Tanda-Tanda Perlambatan di Paruh Kedua
PMI non-manufaktur resmi, nan mengukur aktivitas di sektor jasa seperti pariwisata, turun menjadi 50,1 pada bulan Juli, turun dari 50,5 pada bulan Juni, menurut rilis info hari Kamis.
"Penurunan PMI manufaktur dan jasa untuk bulan Juli sejalan dengan ekspektasi perlambatan pertumbuhan di paruh kedua tahun ini, lantaran PDB dalam enam bulan pertama terutama didukung oleh peningkatan pesanan upaya menjelang ketidakpastian tarif," kata Qin Yong, kepala ahli ekonomi di departemen finansial Sumitomo Mitsui Banking Corporation (China).
"Insentif bagi upaya untuk meningkatkan pesanan lagi, terlepas dari hasil perundingan perdagangan.
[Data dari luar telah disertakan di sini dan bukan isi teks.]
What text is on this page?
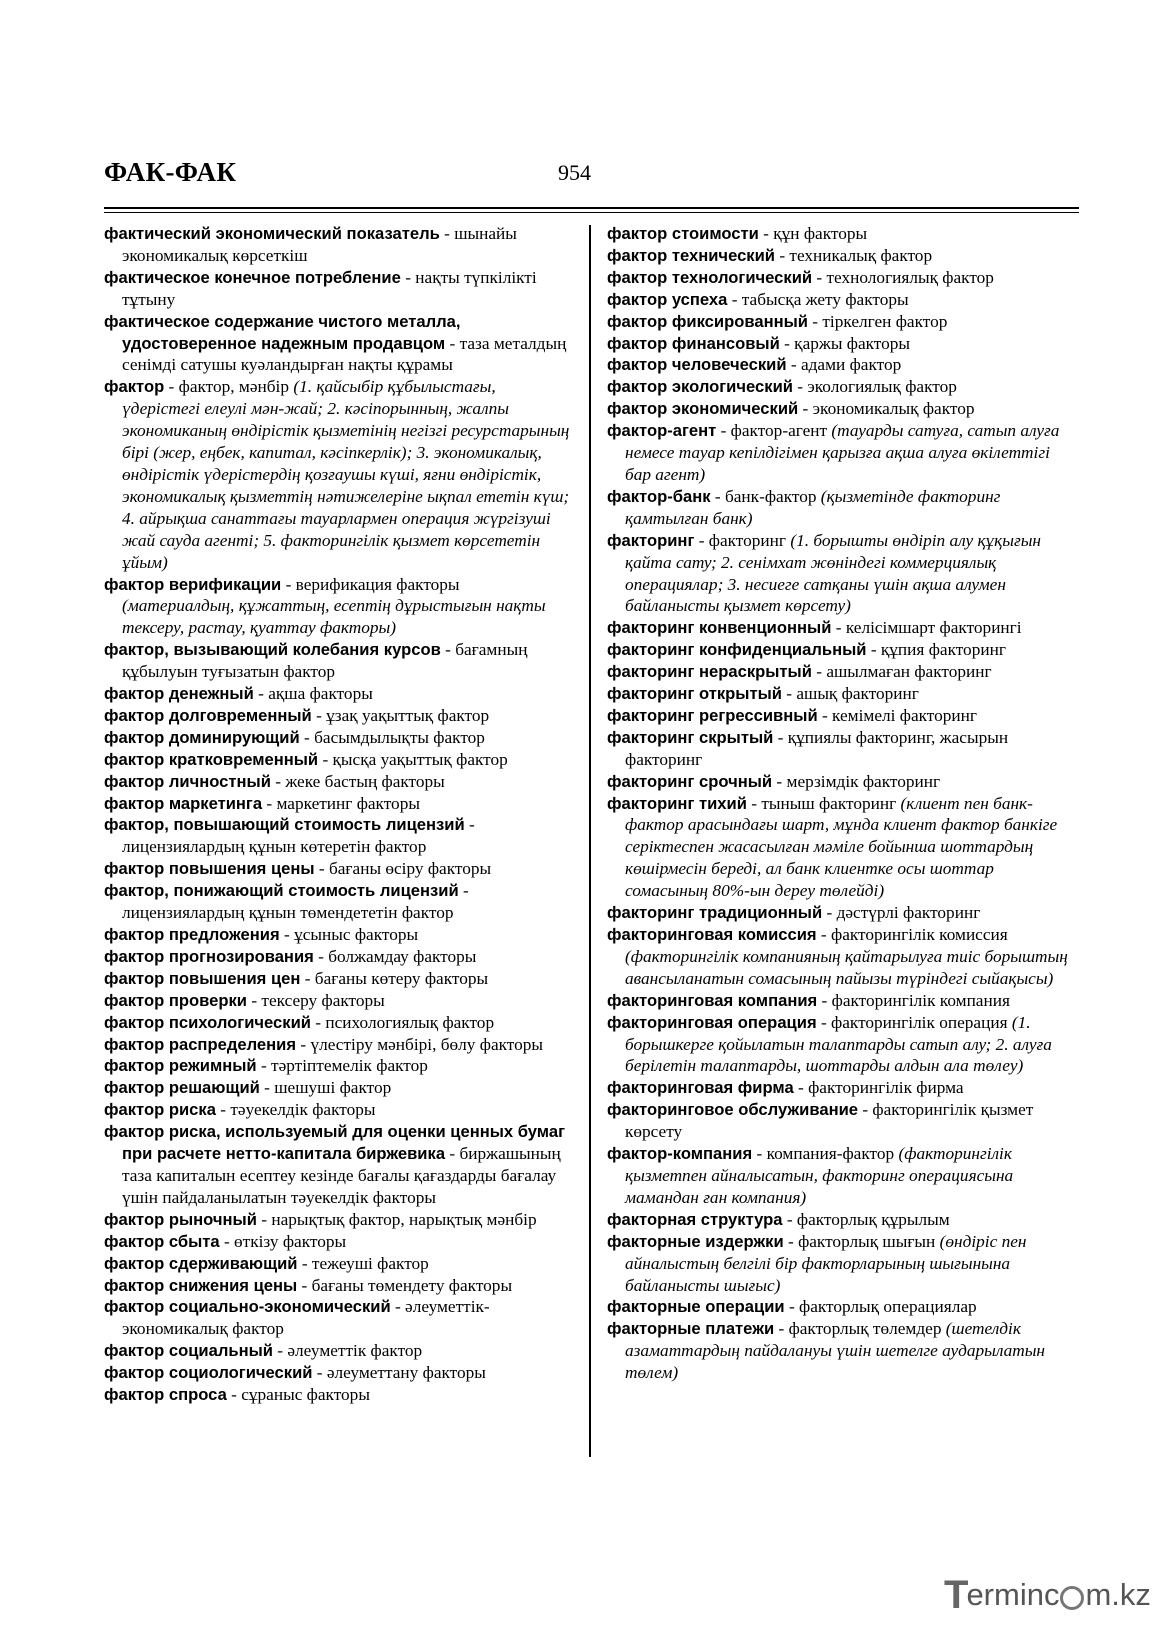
ФАК-ФАК	954

фактический экономический показатель - шынайы экономикалық көрсеткіш

фактическое конечное потребление - нақты түпкілікті тұтыну

фактическое содержание чистого металла, удостоверенное надежным продавцом - таза металдың сенімді сатушы куәландырған нақты құрамы

фактор - фактор, мәнбір (1. қайсыбір құбылыстағы, үдерістегі елеулі мән-жай; 2. кәсіпорынның, жалпы экономиканың өндірістік қызметінің негізгі ресурстарының бірі (жер, еңбек, капитал, кәсіпкерлік); 3. экономикалық, өндірістік үдерістердің қозғаушы күші, яғни өндірістік, экономикалық қызметтің нәтижелеріне ықпал ететін күш; 4. айрықша санаттағы тауарлармен операция жүргізуші жай сауда агенті; 5. факторингілік қызмет көрсететін ұйым)

фактор верификации - верификация факторы (материалдың, құжаттың, есептің дұрыстығын нақты тексеру, растау, қуаттау факторы)

фактор, вызывающий колебания курсов - бағамның құбылуын туғызатын фактор

фактор денежный - ақша факторы

фактор долговременный - ұзақ уақыттық фактор

фактор доминирующий - басымдылықты фактор

фактор кратковременный - қысқа уақыттық фактор

фактор личностный - жеке бастың факторы

фактор маркетинга - маркетинг факторы

фактор, повышающий стоимость лицензий - лицензиялардың құнын көтеретін фактор

фактор повышения цены - бағаны өсіру факторы

фактор, понижающий стоимость лицензий - лицензиялардың құнын төмендететін фактор

фактор предложения - ұсыныс факторы

фактор прогнозирования - болжамдау факторы

фактор повышения цен - бағаны көтеру факторы

фактор проверки - тексеру факторы

фактор психологический - психологиялық фактор

фактор распределения - үлестіру мәнбірі, бөлу факторы

фактор режимный - тәртіптемелік фактор

фактор решающий - шешуші фактор

фактор риска - тәуекелдік факторы

фактор риска, используемый для оценки ценных бумаг при расчете нетто-капитала биржевика - биржашының таза капиталын есептеу кезінде бағалы қағаздарды бағалау үшін пайдаланылатын тәуекелдік факторы

фактор рыночный - нарықтық фактор, нарықтық мәнбір

фактор сбыта - өткізу факторы

фактор сдерживающий - тежеуші фактор

фактор снижения цены - бағаны төмендету факторы

фактор социально-экономический - әлеуметтік-экономикалық фактор

фактор социальный - әлеуметтік фактор

фактор социологический - әлеуметтану факторы

фактор спроса - сұраныс факторы

фактор стоимости - құн факторы

фактор технический - техникалық фактор

фактор технологический - технологиялық фактор

фактор успеха - табысқа жету факторы

фактор фиксированный - тіркелген фактор

фактор финансовый - қаржы факторы

фактор человеческий - адами фактор

фактор экологический - экологиялық фактор

фактор экономический - экономикалық фактор

фактор-агент - фактор-агент (тауарды сатуға, сатып алуға немесе тауар кепілдігімен қарызға ақша алуға өкілеттігі бар агент)

фактор-банк - банк-фактор (қызметінде факторинг қамтылған банк)

факторинг - факторинг (1. борышты өндіріп алу құқығын қайта сату; 2. сенімхат жөніндегі коммерциялық операциялар; 3. несиеге сатқаны үшін ақша алумен байланысты қызмет көрсету)

факторинг конвенционный - келісімшарт факторингі

факторинг конфиденциальный - құпия факторинг

факторинг нераскрытый - ашылмаған факторинг

факторинг открытый - ашық факторинг

факторинг регрессивный - кемімелі факторинг

факторинг скрытый - құпиялы факторинг, жасырын факторинг

факторинг срочный - мерзімдік факторинг

факторинг тихий - тыныш факторинг (клиент пен банк-фактор арасындағы шарт, мұнда клиент фактор банкіге серіктеспен жасасылған мәміле бойынша шоттардың көшірмесін береді, ал банк клиентке осы шоттар сомасының 80%-ын дереу төлейді)

факторинг традиционный - дәстүрлі факторинг

факторинговая комиссия - факторингілік комиссия (факторингілік компанияның қайтарылуға тиіс борыштың авансыланатын сомасының пайызы түріндегі сыйақысы)

факторинговая компания - факторингілік компания

факторинговая операция - факторингілік операция (1. борышкерге қойылатын талаптарды сатып алу; 2. алуға берілетін талаптарды, шоттарды алдын ала төлеу)

факторинговая фирма - факторингілік фирма

факторинговое обслуживание - факторингілік қызмет көрсету

фактор-компания - компания-фактор (факторингілік қызметпен айналысатын, факторинг операциясына мамандан ған компания)

факторная структура - факторлық құрылым

факторные издержки - факторлық шығын (өндіріс пен айналыстың белгілі бір факторларының шығынына байланысты шығыс)

факторные операции - факторлық операциялар

факторные платежи - факторлық төлемдер (шетелдік азаматтардың пайдалануы үшін шетелге аударылатын төлем)

T
erminc m.kz
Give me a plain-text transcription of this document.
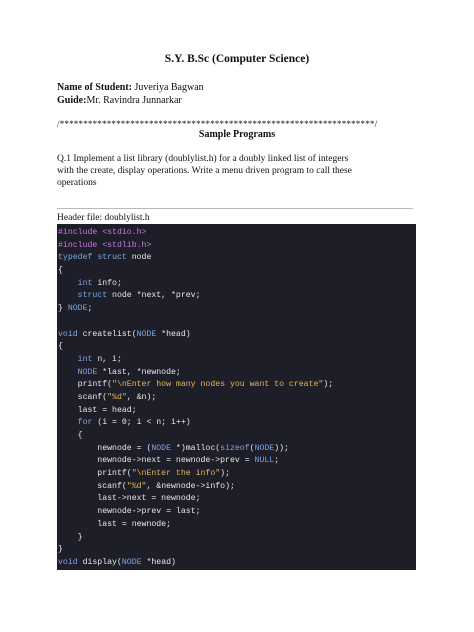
S.Y. B.Sc (Computer Science)
Name of Student: Juveriya Bagwan
Guide:Mr. Ravindra Junnarkar
/*******************************************************************/
Sample Programs
Q.1 Implement a list library (doublylist.h) for a doubly linked list of integers with the create, display operations. Write a menu driven program to call these operations
Header file: doublylist.h
#include <stdio.h>
#include <stdlib.h>
typedef struct node
{
int info;
struct node *next, *prev;
} NODE;

void createlist(NODE *head)
{
int n, i;
NODE *last, *newnode;
printf("\nEnter how many nodes you want to create");
scanf("%d", &n);
last = head;
for (i = 0; i < n; i++)
{
newnode = (NODE *)malloc(sizeof(NODE));
newnode->next = newnode->prev = NULL;
printf("\nEnter the info");
scanf("%d", &newnode->info);
last->next = newnode;
newnode->prev = last;
last = newnode;
}
}
void display(NODE *head)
Jadi, akibat tarif terhadap ekonomi China bakal menjadi sangat jelas mulai Agustus dan seterusnya, mengingat PMI untuk bulan Juli, saya rasa ada beberapa situasi nan sangat mengkhawatirkan saat ini."
Dalam rapat tingkat tinggi Politbiro pada hari Rabu, para pemimpin tinggi China tidak mengisyaratkan rencana stimulus baru nan substansial, meskipun negara tersebut telah meningkatkan subsidi untuk mendorong masyarakat mempunyai lebih banyak anak.
Mereka menunjukkan bahwa hasil rapat tersebut tidak menyebut adanya penurunan suku kembang dan hanya memberikan sedikit indikasi support tambahan terhadap pasar properti, sekaligus menekankan akibat utang pemerintah daerah.
"Jika AS dan China dapat memperpanjang gencatan senjata perdagangan, perihal itu kemungkinan bakal mengurangi kemauan Pemerintah China untuk meningkatkan support kebijakan bagi perekonomian," ungkap analis Bank of America dalam sebuah laporan pada hari Rabu tentang rapat Politbiro tersebut.
(tps/tps)
[Gambas:Video CNBC]
Next Article
Video: RI Cetak Rekor PMI Saat Dihantam Badai PHK, Kok Bisa?